Les émotions justement, on essaie de les écouter et les comprendre, avec des livres qui les laissent aller. Avec des livres qui nous les expliquent, comme Dans mon petit coeur, une chouette alternative (ou complément) au désormais classique La Couleur des émotions, ou encore Après de Laurent Moreau, une variation poétique et pleine d’émotions sur le passage du temps. Ou plus limpidement encore, des livres avec des personnages bouleversants d’empathie et de sensibilité, comme notre héros Amos Mc Gee, gardien de zoo pas comme les autres.

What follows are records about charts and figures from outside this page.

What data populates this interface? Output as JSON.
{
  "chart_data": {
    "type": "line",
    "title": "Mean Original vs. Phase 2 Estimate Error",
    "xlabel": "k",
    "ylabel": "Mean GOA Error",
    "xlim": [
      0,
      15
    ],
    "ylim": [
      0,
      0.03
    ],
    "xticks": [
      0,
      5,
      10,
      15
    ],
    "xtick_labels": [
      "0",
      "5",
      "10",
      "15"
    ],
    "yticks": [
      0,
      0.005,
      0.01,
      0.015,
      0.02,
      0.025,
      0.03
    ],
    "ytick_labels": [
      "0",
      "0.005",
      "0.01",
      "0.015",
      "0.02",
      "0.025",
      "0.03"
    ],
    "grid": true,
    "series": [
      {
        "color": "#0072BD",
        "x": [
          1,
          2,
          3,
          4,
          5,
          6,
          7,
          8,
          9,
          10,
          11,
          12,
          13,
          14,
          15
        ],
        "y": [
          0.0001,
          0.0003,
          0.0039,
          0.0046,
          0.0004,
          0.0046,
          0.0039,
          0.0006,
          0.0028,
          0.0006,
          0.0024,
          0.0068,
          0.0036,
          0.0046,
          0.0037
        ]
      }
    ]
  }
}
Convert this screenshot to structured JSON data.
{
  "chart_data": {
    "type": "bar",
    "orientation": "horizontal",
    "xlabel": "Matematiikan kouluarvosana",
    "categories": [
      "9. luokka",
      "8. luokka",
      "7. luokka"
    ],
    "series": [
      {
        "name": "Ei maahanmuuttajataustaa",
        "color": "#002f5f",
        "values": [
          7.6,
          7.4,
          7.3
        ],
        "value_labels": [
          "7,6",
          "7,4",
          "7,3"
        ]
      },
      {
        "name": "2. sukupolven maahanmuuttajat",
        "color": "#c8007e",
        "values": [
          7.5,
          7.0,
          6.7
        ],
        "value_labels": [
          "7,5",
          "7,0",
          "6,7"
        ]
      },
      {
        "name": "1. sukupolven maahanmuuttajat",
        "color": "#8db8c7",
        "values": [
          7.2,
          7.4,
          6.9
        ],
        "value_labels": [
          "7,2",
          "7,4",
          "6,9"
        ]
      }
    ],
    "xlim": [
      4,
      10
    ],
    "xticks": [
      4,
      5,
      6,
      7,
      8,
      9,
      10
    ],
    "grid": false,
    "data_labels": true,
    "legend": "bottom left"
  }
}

A-A-A-A-tchoum, LE livre qui fait rire et pleurer en même temps. 

Il y a aussi les livres qui mettent en scène des petits héros neutres (L’Infini Voyage, Ne bouge pas), ceux qui illustrent des modèles familiaux divers et variés (Igor & Souky au Centre Pompidou de Sigrid Baffert et Sandrine Bonini), ceux qui jonglent avec les clichés (La Maison dans les bois d’Inga Moore, Hector l’homme extraordinairement fort de Magali Le Huche, La Princesse, le chevalier et le Dragon intrépide de Geoffroy de Pennart, Une super histoire de cowboy de Delphine Perret), ceux qui savent que les filles et les garçons peuvent être juste amis (L’Enfant de Sable de Nadja, Une histoire à quatre voix d’Anthony Browne), et d’autres encore dont on reparlera bientôt…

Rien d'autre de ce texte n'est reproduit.